Back then I was sent to the airport in Cape Town as an SABC television news reporter to cover the arrival of the newly-elected members of parliament. I approached the first two I recognised, Ronnie Kasrils and Marcel Golding. They were full of nervous but optimistic energy. So, too, was I. I was one of the 68% percent of the white population who supported F W de Klerk’s call to end apartheid during the referendum held two years earlier, the first group – to my knowledge – in humankind’s history that had relinquished political power while still retaining military control.
Kasrils and Golding are, I think, less optimistic now.
For me the denouement came with a prescient article written for Daily Maverick three years ago by Nic Borain and I winced when I read this sentence: “Today it’s wall-to-wall pussy (nothing new there) and bowing and scraping and frigates and flybys and the cash is flooding in to a degree that he can start being choosy about where it comes from.”
I desperately need to return to the days when the leader of our country was someone I was proud of.

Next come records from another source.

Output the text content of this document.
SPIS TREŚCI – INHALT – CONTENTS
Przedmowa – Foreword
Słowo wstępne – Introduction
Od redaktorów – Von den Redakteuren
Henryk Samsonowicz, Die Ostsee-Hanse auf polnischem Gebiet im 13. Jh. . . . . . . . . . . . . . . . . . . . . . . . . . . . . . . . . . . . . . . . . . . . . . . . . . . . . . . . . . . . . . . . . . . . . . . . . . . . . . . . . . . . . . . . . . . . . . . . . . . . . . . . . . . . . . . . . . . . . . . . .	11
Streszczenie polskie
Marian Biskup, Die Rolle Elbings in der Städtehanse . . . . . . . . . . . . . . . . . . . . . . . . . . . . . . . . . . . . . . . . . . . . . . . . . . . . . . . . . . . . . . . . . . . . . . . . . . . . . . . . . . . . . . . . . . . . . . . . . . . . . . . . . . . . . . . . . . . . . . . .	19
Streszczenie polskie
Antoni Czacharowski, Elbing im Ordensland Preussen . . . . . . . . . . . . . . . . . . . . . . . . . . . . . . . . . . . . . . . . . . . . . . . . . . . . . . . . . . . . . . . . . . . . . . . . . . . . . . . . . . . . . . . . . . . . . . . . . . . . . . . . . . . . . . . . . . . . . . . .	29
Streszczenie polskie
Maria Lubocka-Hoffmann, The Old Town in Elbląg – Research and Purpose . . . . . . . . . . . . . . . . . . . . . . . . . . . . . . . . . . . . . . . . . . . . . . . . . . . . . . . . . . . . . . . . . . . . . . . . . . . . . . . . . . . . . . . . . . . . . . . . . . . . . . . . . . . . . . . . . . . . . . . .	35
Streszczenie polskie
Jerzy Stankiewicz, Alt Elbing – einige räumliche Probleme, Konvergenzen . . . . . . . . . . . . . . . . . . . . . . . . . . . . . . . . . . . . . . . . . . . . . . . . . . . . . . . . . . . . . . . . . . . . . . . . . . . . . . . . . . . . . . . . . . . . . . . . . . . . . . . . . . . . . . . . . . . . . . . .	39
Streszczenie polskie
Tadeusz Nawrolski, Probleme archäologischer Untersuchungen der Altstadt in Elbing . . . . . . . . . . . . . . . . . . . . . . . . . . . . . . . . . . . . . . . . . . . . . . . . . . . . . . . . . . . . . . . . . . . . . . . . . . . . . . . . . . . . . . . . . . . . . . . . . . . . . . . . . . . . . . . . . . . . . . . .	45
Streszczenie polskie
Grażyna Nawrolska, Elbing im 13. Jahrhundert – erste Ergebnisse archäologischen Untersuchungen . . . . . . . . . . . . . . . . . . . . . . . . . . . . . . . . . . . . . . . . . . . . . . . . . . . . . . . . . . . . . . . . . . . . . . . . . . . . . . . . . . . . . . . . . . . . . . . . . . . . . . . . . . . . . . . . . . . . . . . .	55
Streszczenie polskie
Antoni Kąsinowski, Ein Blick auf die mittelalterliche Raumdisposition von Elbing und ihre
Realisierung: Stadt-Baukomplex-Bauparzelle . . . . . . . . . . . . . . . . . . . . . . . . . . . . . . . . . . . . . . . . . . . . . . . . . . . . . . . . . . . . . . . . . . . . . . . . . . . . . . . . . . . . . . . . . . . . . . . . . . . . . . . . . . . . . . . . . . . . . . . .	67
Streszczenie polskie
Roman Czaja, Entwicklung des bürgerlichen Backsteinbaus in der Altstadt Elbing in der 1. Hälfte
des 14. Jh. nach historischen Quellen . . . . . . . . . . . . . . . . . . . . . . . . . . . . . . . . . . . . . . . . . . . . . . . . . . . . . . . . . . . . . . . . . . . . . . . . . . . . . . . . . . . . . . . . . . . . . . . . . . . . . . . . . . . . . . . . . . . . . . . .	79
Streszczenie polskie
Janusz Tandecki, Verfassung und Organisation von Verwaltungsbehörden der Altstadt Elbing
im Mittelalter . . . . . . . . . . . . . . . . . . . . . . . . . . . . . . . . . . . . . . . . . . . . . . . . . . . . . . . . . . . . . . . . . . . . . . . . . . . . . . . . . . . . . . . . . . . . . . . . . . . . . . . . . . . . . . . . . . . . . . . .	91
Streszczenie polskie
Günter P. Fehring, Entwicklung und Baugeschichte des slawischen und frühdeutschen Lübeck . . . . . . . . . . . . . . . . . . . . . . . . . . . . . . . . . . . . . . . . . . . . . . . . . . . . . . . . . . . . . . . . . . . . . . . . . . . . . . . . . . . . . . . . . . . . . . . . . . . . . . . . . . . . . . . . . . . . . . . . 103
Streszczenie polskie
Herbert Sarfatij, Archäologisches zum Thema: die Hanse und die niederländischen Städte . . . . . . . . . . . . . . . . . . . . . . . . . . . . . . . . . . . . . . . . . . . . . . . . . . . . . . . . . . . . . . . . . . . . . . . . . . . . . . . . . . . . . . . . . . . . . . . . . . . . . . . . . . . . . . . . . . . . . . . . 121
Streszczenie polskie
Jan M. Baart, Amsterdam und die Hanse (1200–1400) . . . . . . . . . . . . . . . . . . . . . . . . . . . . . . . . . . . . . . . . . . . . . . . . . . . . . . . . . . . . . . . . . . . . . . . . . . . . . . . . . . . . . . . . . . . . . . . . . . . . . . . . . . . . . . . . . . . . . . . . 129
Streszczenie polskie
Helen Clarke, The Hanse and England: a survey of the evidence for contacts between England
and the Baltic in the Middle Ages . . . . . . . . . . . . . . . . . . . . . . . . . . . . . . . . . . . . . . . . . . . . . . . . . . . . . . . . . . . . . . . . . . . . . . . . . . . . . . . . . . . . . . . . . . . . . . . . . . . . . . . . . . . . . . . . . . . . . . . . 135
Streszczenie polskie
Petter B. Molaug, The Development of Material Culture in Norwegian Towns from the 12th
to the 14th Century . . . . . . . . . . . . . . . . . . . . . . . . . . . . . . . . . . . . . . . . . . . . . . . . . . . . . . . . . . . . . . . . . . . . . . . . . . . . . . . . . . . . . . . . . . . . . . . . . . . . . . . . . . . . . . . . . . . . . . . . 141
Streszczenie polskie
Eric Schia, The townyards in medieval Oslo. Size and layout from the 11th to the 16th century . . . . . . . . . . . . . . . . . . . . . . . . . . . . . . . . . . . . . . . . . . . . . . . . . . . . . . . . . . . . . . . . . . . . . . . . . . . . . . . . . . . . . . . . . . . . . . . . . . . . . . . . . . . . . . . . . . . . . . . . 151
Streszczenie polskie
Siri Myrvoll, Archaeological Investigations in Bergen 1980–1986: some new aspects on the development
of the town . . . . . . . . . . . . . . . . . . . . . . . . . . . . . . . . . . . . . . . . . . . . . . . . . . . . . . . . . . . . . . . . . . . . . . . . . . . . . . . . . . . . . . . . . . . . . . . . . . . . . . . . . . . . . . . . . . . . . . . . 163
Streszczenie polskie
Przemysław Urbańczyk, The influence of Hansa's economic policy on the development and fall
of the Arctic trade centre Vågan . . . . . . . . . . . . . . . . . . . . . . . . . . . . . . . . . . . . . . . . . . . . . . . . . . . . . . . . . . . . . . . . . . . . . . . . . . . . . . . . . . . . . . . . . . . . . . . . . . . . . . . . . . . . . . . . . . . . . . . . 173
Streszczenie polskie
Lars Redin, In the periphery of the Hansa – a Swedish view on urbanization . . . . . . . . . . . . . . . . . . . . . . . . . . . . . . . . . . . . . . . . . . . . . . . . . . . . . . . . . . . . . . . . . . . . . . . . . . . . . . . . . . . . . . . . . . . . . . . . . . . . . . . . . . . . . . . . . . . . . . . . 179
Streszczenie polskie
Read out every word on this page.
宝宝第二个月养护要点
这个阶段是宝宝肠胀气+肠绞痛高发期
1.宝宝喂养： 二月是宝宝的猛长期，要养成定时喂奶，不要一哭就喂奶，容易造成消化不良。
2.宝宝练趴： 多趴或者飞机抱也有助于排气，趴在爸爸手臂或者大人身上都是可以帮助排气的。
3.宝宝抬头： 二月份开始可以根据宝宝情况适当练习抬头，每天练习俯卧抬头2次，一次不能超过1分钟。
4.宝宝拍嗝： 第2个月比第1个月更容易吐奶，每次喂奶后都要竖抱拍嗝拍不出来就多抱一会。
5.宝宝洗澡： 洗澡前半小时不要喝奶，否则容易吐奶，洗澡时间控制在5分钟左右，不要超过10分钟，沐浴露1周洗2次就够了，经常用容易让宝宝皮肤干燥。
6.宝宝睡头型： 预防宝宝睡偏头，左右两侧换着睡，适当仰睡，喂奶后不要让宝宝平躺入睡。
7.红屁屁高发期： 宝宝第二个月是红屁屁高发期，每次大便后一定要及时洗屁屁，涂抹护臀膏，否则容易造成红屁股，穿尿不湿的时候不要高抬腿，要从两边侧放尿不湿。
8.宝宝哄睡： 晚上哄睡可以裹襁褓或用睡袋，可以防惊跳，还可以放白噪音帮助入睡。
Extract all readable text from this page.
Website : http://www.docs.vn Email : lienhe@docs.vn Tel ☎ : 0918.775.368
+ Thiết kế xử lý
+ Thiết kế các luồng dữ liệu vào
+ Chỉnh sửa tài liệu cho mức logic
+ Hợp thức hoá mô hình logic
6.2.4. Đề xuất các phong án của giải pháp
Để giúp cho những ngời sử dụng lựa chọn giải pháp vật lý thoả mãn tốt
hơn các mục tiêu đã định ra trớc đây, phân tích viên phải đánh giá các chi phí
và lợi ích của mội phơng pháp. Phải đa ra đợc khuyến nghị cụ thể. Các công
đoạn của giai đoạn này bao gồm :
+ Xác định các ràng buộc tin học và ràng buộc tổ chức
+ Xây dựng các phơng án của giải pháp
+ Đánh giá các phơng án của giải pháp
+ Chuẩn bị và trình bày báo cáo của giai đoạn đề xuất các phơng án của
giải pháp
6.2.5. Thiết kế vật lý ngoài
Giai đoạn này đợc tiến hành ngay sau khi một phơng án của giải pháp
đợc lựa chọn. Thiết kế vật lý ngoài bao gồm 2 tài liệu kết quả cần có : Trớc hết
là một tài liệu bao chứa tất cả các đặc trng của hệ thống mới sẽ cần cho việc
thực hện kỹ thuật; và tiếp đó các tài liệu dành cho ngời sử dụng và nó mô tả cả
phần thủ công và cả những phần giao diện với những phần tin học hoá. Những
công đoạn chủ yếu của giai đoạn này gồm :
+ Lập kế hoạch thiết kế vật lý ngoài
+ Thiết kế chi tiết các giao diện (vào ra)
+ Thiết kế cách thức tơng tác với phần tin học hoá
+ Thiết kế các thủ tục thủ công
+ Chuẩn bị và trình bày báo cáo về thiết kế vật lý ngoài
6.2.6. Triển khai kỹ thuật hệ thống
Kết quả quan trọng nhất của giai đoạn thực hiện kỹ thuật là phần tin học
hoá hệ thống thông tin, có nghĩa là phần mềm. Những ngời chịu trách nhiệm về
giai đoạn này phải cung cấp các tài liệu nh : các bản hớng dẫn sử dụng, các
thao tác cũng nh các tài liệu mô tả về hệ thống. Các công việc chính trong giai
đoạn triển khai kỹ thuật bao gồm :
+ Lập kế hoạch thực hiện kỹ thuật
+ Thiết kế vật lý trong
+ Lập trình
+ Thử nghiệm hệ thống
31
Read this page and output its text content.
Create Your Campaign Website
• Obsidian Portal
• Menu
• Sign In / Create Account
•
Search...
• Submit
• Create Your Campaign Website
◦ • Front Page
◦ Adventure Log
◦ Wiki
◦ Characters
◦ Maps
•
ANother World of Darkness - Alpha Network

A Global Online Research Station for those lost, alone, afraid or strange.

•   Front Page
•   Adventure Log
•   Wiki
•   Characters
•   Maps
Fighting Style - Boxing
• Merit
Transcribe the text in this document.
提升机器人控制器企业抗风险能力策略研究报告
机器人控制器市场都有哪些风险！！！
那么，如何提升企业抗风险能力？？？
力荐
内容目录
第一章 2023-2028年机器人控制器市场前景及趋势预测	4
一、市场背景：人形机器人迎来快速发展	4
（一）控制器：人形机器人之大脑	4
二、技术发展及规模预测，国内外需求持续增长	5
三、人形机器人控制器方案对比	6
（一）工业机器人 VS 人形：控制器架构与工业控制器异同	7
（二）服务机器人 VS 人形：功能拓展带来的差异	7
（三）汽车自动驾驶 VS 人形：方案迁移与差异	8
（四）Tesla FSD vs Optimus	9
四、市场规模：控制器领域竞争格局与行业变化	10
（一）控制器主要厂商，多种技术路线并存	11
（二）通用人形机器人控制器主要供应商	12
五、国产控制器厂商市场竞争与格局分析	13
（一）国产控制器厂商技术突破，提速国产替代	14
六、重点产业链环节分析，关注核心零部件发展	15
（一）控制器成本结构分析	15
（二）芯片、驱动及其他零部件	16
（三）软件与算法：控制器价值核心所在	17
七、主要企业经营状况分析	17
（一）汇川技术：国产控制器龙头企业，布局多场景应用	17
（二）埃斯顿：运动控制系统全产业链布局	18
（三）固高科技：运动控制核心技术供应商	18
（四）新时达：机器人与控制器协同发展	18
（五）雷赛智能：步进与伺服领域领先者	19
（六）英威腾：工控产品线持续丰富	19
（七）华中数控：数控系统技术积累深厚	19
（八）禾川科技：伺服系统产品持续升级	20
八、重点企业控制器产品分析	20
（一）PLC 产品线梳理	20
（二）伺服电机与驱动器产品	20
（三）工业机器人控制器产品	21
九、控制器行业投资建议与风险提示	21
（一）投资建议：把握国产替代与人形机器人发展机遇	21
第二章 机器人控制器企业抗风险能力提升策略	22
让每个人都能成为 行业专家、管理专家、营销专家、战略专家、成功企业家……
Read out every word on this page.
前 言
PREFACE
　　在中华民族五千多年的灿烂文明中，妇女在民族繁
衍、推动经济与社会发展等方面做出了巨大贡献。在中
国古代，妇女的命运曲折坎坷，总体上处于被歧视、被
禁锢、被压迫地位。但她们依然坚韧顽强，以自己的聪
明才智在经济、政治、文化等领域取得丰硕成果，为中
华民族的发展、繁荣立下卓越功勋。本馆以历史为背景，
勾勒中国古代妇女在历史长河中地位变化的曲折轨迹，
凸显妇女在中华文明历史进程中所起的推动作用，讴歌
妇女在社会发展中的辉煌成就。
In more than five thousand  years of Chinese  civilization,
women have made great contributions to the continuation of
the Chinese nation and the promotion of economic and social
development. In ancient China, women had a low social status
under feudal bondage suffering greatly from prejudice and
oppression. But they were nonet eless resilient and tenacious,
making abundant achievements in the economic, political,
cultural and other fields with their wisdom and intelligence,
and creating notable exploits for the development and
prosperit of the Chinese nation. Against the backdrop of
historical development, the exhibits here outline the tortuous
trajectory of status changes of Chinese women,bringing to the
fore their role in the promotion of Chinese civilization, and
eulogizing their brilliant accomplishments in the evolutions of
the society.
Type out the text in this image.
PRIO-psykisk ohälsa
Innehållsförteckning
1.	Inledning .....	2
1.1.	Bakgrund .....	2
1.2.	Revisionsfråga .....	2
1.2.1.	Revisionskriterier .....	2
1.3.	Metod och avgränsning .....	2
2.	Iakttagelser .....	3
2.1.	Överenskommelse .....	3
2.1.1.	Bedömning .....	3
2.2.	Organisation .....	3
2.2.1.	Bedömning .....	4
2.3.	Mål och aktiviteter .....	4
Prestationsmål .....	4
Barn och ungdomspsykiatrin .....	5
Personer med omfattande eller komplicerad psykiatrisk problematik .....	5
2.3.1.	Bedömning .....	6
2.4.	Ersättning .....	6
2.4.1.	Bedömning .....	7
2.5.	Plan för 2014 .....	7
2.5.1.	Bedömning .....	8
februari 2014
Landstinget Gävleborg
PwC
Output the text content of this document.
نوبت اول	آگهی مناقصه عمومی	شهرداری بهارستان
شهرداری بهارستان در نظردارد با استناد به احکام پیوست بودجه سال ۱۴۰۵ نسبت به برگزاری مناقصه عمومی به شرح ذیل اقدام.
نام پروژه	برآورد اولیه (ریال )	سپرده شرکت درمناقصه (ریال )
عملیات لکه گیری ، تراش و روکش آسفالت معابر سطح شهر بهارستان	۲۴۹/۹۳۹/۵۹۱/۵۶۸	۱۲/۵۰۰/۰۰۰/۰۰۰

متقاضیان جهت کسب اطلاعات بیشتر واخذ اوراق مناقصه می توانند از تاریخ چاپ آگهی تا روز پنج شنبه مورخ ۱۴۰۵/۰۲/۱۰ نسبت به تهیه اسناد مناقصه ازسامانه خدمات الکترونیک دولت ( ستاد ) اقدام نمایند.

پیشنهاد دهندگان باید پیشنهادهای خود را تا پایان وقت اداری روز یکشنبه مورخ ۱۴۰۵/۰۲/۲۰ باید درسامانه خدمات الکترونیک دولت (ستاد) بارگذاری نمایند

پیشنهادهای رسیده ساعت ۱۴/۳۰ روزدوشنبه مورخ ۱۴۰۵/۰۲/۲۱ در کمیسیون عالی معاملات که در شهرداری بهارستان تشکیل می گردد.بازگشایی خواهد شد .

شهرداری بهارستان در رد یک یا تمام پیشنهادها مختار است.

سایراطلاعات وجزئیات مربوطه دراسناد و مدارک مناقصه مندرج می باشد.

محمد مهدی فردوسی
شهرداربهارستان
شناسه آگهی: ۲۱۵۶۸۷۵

In his magisterial book, The Mbeki Legacy (Zebra Press 2008) Brian Pottinger divides the ANC into “Classic” and “Lite” the latter summing up, for me, the Zuma and Motsoeneng faction of the ANC.
For me, they don’t come “liter” than Hlaudi Motsoeneng but my sense of embarrassment as I watched the SABC media conference was tempered by empathy – for the people like Makhudu Sefara in whom the SABC COO evokes pain rather than mirth.
The ANC is at war with itself and Hlaudi Motsoeneng is the litmus test of which faction will emerge victorious. That much was obvious when Communications Minister Faith Muthambi ignored a Luthuli House summons to attend a meeting on the day that the SABC held its press conference. The next day Gwede Mantashe provided more evidence of this polarising, internecine strife at a Luthuli House media briefing, saying that: “If you defy the decision of [a Chapter 9] institution, you will learn hard”.
With an election only weeks away the ANC can ill afford the damage that the SABC in general and Hlaudi Motsoeneng in particular are doing to its reputation and standing.
We are, however, not powerless, we are not voiceless.
Which will ANC supporters eventually choose. Will it be ANC Classic and a return to the values of ethical probity or will it be Tammany Hall revisited?
- Ed Herbst is a pensioner and former reporter who writes in his own capacity.